The smaller capital expenditures, or even fairly large ones at the subsidiaries, they just do them themselves. They don't need me, because if some guy comes in to me and talks about something in the yarn plant or something in Georgia, what the hell do I know about it? I mean, they can always present it in a way that makes it look good. If I say the internal rate of return we demand is 15.83, it'll be 15.84. I mean, you just can bet on it. I've never seen a project that doesn't meet your hurdle rate, you know, if they really want to do it. We don't go through those charades. And it saves my time, saves their time.
If we get into bigger deals, then I get involved. Buying businesses of any size and things of that sort. But we just look for the most intelligent thing. And our cutoff point is where we don't think we're creating more than a dollar of value for every dollar we lay out.
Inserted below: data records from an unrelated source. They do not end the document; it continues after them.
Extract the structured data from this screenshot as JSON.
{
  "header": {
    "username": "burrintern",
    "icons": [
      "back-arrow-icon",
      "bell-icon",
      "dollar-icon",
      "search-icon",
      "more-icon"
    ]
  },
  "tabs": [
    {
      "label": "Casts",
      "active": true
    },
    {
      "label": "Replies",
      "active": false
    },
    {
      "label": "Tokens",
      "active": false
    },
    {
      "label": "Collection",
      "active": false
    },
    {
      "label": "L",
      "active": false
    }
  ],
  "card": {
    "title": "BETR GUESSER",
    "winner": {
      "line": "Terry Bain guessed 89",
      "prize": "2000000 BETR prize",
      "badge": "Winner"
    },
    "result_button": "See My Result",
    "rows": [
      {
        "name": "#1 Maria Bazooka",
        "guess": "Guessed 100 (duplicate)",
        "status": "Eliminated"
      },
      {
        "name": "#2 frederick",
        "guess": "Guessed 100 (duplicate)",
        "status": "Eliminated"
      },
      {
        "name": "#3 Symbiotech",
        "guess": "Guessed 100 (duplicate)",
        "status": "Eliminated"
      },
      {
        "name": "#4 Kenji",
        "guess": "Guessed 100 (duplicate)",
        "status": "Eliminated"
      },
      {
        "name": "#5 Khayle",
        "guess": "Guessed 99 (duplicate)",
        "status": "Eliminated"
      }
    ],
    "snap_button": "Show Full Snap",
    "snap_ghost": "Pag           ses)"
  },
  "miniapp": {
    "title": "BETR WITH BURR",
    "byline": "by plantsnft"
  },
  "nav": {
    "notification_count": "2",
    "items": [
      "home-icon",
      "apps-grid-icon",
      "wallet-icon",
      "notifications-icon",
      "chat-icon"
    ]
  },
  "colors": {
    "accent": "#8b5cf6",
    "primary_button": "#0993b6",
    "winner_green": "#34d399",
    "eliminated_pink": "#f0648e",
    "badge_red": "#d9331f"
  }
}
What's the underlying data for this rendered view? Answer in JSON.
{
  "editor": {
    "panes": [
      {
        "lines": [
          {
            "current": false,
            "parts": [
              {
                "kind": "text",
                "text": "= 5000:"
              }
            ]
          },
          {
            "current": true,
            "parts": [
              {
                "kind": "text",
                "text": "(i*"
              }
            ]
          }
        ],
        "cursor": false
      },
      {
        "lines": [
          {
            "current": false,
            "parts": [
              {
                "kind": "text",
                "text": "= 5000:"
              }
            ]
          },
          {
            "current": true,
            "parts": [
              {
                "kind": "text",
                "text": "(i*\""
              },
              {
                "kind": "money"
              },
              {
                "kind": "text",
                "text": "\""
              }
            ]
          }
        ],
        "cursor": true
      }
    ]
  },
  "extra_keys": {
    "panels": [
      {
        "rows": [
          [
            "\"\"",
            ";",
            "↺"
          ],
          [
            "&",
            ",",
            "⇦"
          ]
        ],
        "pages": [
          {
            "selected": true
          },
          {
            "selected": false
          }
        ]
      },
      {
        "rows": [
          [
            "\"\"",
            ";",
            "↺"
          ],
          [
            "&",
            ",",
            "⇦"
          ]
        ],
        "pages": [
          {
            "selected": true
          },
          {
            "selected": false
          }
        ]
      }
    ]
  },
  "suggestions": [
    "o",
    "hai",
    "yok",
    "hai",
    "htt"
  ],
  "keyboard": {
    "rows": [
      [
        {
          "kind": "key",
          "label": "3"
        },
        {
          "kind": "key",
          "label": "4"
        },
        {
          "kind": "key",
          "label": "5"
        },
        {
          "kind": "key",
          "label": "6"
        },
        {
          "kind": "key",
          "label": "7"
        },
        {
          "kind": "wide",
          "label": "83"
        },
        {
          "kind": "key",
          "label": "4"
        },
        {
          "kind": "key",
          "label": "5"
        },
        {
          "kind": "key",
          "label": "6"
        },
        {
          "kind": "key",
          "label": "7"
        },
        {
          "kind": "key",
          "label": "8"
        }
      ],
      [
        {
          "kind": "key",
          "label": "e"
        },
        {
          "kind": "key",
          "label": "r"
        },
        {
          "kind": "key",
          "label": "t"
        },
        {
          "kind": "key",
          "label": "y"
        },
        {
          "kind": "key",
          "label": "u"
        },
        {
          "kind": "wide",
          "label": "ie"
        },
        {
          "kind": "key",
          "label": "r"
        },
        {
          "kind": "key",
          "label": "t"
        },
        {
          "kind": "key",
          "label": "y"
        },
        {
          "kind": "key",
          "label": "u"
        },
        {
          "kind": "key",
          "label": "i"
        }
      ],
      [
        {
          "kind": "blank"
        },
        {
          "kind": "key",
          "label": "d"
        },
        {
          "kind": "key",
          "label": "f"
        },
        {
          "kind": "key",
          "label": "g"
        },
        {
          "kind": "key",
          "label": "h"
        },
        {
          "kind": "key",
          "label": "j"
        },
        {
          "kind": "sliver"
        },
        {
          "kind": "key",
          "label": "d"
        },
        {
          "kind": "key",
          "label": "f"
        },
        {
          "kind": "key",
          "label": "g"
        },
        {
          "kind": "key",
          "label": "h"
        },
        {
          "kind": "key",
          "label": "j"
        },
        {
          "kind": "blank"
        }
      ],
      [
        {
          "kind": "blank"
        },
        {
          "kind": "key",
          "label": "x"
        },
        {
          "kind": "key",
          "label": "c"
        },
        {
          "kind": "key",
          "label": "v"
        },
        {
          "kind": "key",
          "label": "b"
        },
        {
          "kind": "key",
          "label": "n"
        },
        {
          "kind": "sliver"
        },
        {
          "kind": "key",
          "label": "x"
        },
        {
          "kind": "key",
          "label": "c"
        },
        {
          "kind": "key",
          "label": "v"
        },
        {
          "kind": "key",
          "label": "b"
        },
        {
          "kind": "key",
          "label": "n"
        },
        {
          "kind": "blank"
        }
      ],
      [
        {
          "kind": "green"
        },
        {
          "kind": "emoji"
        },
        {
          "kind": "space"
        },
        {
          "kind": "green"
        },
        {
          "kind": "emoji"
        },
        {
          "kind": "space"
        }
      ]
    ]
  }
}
Marketable securities, to some extent we just look for the things we think have the best expectancy, but we're not buying - there isn't one security that I've got in the portfolio that I look at as-in terms of risky - in the sense of permanent capital loss. They can go down 50%.
Berkshire Hathaway (BRKA, Fortune 500) stock itself has gone down 50% three times since I bought the first stock in at 7 3/8. In 1974 it got cut in half. In 1987 it got cut in half. In 1998, 2000 or so it got cut in half. So that doesn't make any difference. I mean, I just don't worry about it. I worry about permanent loss of capital. I worry about making the right businesses. I worry about keeping the managers happy. Everything else pretty much takes care of itself.